Dominic
Control. It's more than a principle – it's survival.
I've lived with it since before I understood what it meant to be human. Control over everything. My surroundings. My enemies. My desires. It's the only thing standing between me and the abyss. Lose control, and you lose everything. Your purpose. Your power. Yourself.
I'd been ignoring Gianna's calls for days, her messages, her attempts to reach me. Not because I didn't care, but because I couldn't afford to. I was busy. It had been a messy month. More violent than usual. With blood on my hands, I couldn't afford the softness of her voice. It could've made me want to be something I couldn't be – merciful.
My business – my work – doesn't have room for anything or anyone that weakens me. It's blood, death, manipulation, and the kind of deals that leave stains you can't scrub off. There's no place for someone as kind as her in that world. She doesn't belong here, and I sure as hell wasn't going to drag her into it.
But it wasn't just about keeping her out of this life. It was about keeping myself in control. I've seen what happens when you start letting emotions slip through the cracks. I won't make Don Salvatore's mistake. She could soften Salvatore. She had my own thoughts shifting, her presence flickering in my mind when I least wanted it – part of me wanting to own her, another part wanting to just protect. I couldn't afford that kind of conflict. Cutting her off was the only way forward. No calls, no meetings. Just void. For my own sanity.
And yet, I couldn't ignore her forever. I had to deal with it. I had to do what was necessary.
So, I decided I would talk. Set boundaries for her. Soon.
But when I heard the knock on my office door, I thought it was one of my men. I never expected it to be her.
Gianna.
I felt the irritation rise in me before the door even opened. This girl had no business being here. Not in my world. Not in my office. And definitely not at my doorstep.
But then the door opened, and there she was.
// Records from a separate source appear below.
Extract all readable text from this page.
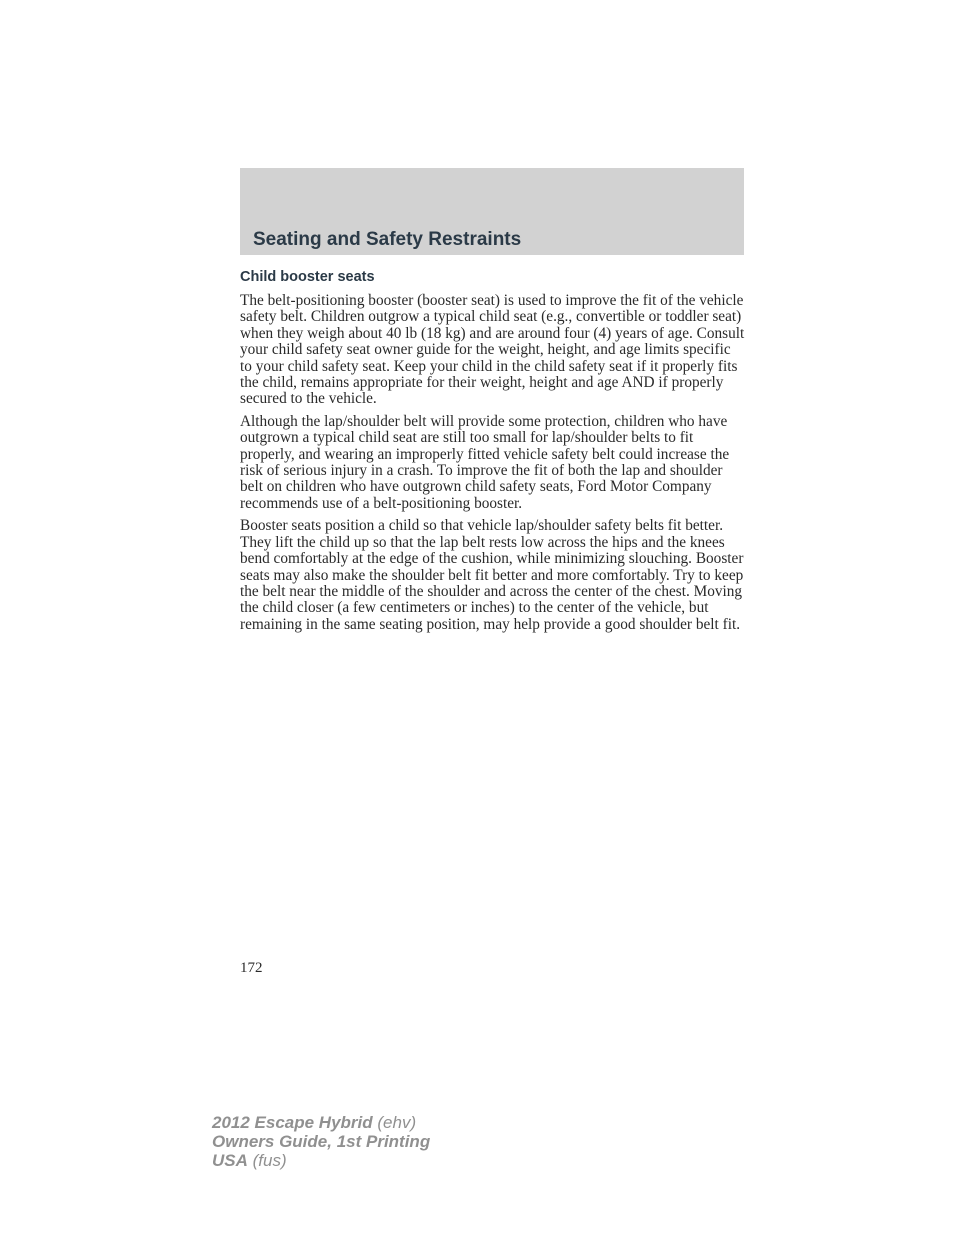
Seating and Safety Restraints
Child booster seats

The belt-positioning booster (booster seat) is used to improve the fit of the vehicle safety belt. Children outgrow a typical child seat (e.g., convertible or toddler seat) when they weigh about 40 lb (18 kg) and are around four (4) years of age. Consult your child safety seat owner guide for the weight, height, and age limits specific to your child safety seat. Keep your child in the child safety seat if it properly fits the child, remains appropriate for their weight, height and age AND if properly secured to the vehicle.

Although the lap/shoulder belt will provide some protection, children who have outgrown a typical child seat are still too small for lap/shoulder belts to fit properly, and wearing an improperly fitted vehicle safety belt could increase the risk of serious injury in a crash. To improve the fit of both the lap and shoulder belt on children who have outgrown child safety seats, Ford Motor Company recommends use of a belt-positioning booster.

Booster seats position a child so that vehicle lap/shoulder safety belts fit better. They lift the child up so that the lap belt rests low across the hips and the knees bend comfortably at the edge of the cushion, while minimizing slouching. Booster seats may also make the shoulder belt fit better and more comfortably. Try to keep the belt near the middle of the shoulder and across the center of the chest. Moving the child closer (a few centimeters or inches) to the center of the vehicle, but remaining in the same seating position, may help provide a good shoulder belt fit.

172

2012 Escape Hybrid (ehv)
Owners Guide, 1st Printing
USA (fus)
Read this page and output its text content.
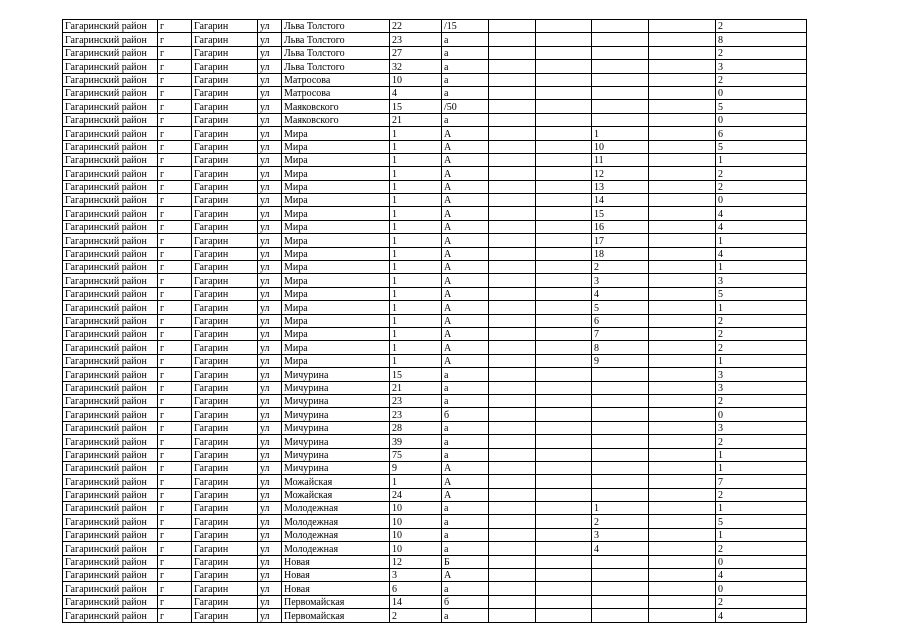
Гагаринский район	г	Гагарин	ул	Льва Толстого	22	/15					2
Гагаринский район	г	Гагарин	ул	Льва Толстого	23	а					8
Гагаринский район	г	Гагарин	ул	Льва Толстого	27	а					2
Гагаринский район	г	Гагарин	ул	Льва Толстого	32	а					3
Гагаринский район	г	Гагарин	ул	Матросова	10	а					2
Гагаринский район	г	Гагарин	ул	Матросова	4	а					0
Гагаринский район	г	Гагарин	ул	Маяковского	15	/50					5
Гагаринский район	г	Гагарин	ул	Маяковского	21	а					0
Гагаринский район	г	Гагарин	ул	Мира	1	А			1		6
Гагаринский район	г	Гагарин	ул	Мира	1	А			10		5
Гагаринский район	г	Гагарин	ул	Мира	1	А			11		1
Гагаринский район	г	Гагарин	ул	Мира	1	А			12		2
Гагаринский район	г	Гагарин	ул	Мира	1	А			13		2
Гагаринский район	г	Гагарин	ул	Мира	1	А			14		0
Гагаринский район	г	Гагарин	ул	Мира	1	А			15		4
Гагаринский район	г	Гагарин	ул	Мира	1	А			16		4
Гагаринский район	г	Гагарин	ул	Мира	1	А			17		1
Гагаринский район	г	Гагарин	ул	Мира	1	А			18		4
Гагаринский район	г	Гагарин	ул	Мира	1	А			2		1
Гагаринский район	г	Гагарин	ул	Мира	1	А			3		3
Гагаринский район	г	Гагарин	ул	Мира	1	А			4		5
Гагаринский район	г	Гагарин	ул	Мира	1	А			5		1
Гагаринский район	г	Гагарин	ул	Мира	1	А			6		2
Гагаринский район	г	Гагарин	ул	Мира	1	А			7		2
Гагаринский район	г	Гагарин	ул	Мира	1	А			8		2
Гагаринский район	г	Гагарин	ул	Мира	1	А			9		1
Гагаринский район	г	Гагарин	ул	Мичурина	15	а					3
Гагаринский район	г	Гагарин	ул	Мичурина	21	а					3
Гагаринский район	г	Гагарин	ул	Мичурина	23	а					2
Гагаринский район	г	Гагарин	ул	Мичурина	23	б					0
Гагаринский район	г	Гагарин	ул	Мичурина	28	а					3
Гагаринский район	г	Гагарин	ул	Мичурина	39	а					2
Гагаринский район	г	Гагарин	ул	Мичурина	75	а					1
Гагаринский район	г	Гагарин	ул	Мичурина	9	А					1
Гагаринский район	г	Гагарин	ул	Можайская	1	А					7
Гагаринский район	г	Гагарин	ул	Можайская	24	А					2
Гагаринский район	г	Гагарин	ул	Молодежная	10	а			1		1
Гагаринский район	г	Гагарин	ул	Молодежная	10	а			2		5
Гагаринский район	г	Гагарин	ул	Молодежная	10	а			3		1
Гагаринский район	г	Гагарин	ул	Молодежная	10	а			4		2
Гагаринский район	г	Гагарин	ул	Новая	12	Б					0
Гагаринский район	г	Гагарин	ул	Новая	3	А					4
Гагаринский район	г	Гагарин	ул	Новая	6	а					0
Гагаринский район	г	Гагарин	ул	Первомайская	14	б					2
Гагаринский район	г	Гагарин	ул	Первомайская	2	а					4
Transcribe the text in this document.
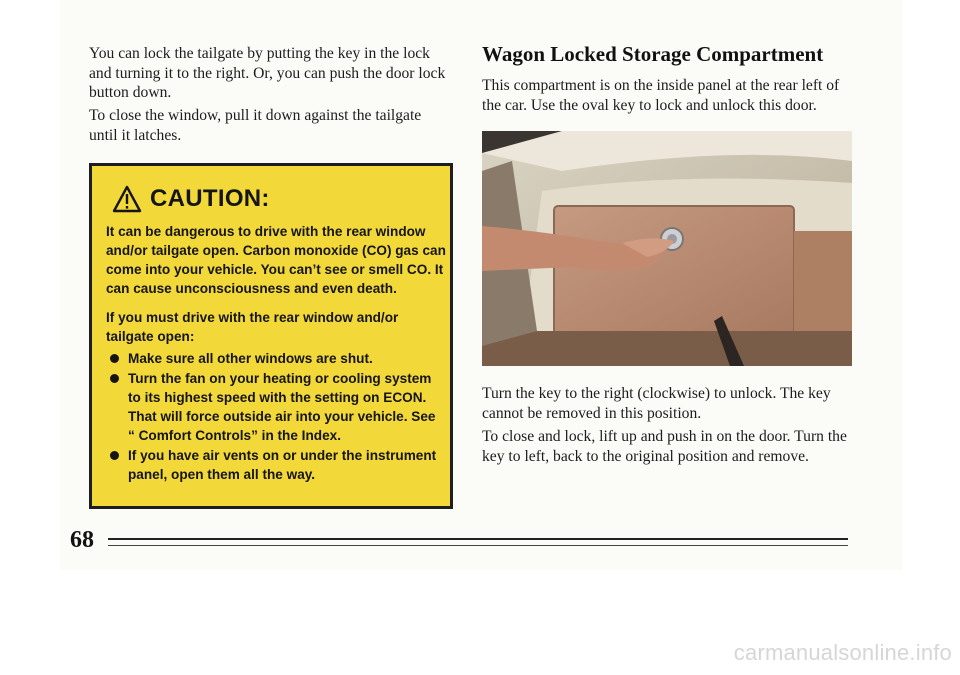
You can lock the tailgate by putting the key in the lock and turning it to the right. Or, you can push the door lock button down.

To close the window, pull it down against the tailgate until it latches.

CAUTION:

It can be dangerous to drive with the rear window and/or tailgate open. Carbon monoxide (CO) gas can come into your vehicle. You can’t see or smell CO. It can cause unconsciousness and even death.

If you must drive with the rear window and/or tailgate open:

Make sure all other windows are shut.
Turn the fan on your heating or cooling system to its highest speed with the setting on ECON. That will force outside air into your vehicle. See “ Comfort Controls” in the Index.
If you have air vents on or under the instrument panel, open them all the way.
Wagon Locked Storage Compartment

This compartment is on the inside panel at the rear left of the car. Use the oval key to lock and unlock this door.

Turn the key to the right (clockwise) to unlock. The key cannot be removed in this position.

To close and lock, lift up and push in on the door. Turn the key to left, back to the original position and remove.

68
carmanualsonline.info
Soft. Innocent. Holding a bag that made her look... ridiculous.
Cookies.
My mind went blank for a second.
Gianna Moretti was standing in front of me, not in some tailored suit or some sophisticated, calculated look. No, she was in a cardigan – one that practically cried "I'm made of spring mornings, hello!" – and she was holding a bag of cookies like it was the most normal thing in the world to do.
My thoughts scrambled. It was so absurd I almost laughed.
She didn't belong. Not with that soft expression, not with hands that had never held a weapon or buried a lie. She looked like a memory someone forgot to burn.
"Hi," she said, her voice careful. "I brought cookies. Thought maybe we could talk about the marriage?"
The marriage. Like it was some awkward misunderstanding between neighbors.
I stared. Not at the cookies – though fuck, she even tied the bag with a ribbon – but at her. She wasn't trembling. She wasn't apologizing. She was... here. And holding her ground like she actually thought this would work.
Cute. And infuriating.
"You brought cookies," I said flatly.
"I thought it might break the ice," she offered. Not a joke. She meant it.
I took the bag from her hand, slow, deliberate. Her skin brushed mine – clean, untouched by everything I've done – and it pissed me off how human she felt. Like a warmth I wasn't supposed to want.
"I don't eat cookies," I said, voice like a blade.
She flinched, just barely. But then her chin lifted. "You don't have to. I just... thought if you tasted them, maybe you'd see I'm not what you want. And reconsider the whole thing… please."
That nearly got a laugh out of me. Reconsider. As if I hadn't already buried that possibility ten steps ago.
Still, she kept looking at me like I was someone worth reasoning with. Like I could be persuaded by butter and sugar.
Gianna didn't get it. This wasn't some bad date she could bake her way out of. This was blood and legacy and control – and I had no reason to defy Salvatore.
But she was standing in front of me, determined and delicate, and something about that combination hit me like a slow-working poison.
She thought she was negotiating.
She wasn't.
But something about that please made me not want to crush her heart.
"I'll eat one," I said, watching her reaction more than I watched the cookie.
Her face lit up, foolish and sweet, and for a moment I hated how much I wanted to keep her like that. Soft. Unspoiled. Mine.
But softness doesn't survive in this world. Not without consequences.
I took a bite. Chewed. Swallowed. Still looking at her.
"I'm not backing out," I said softly. "Cookie or no cookie."
She didn't move. Didn't wilt. And that was the problem.
She was stubborn.
She might survive this.
But she also might take pieces of me with her if I wasn't careful.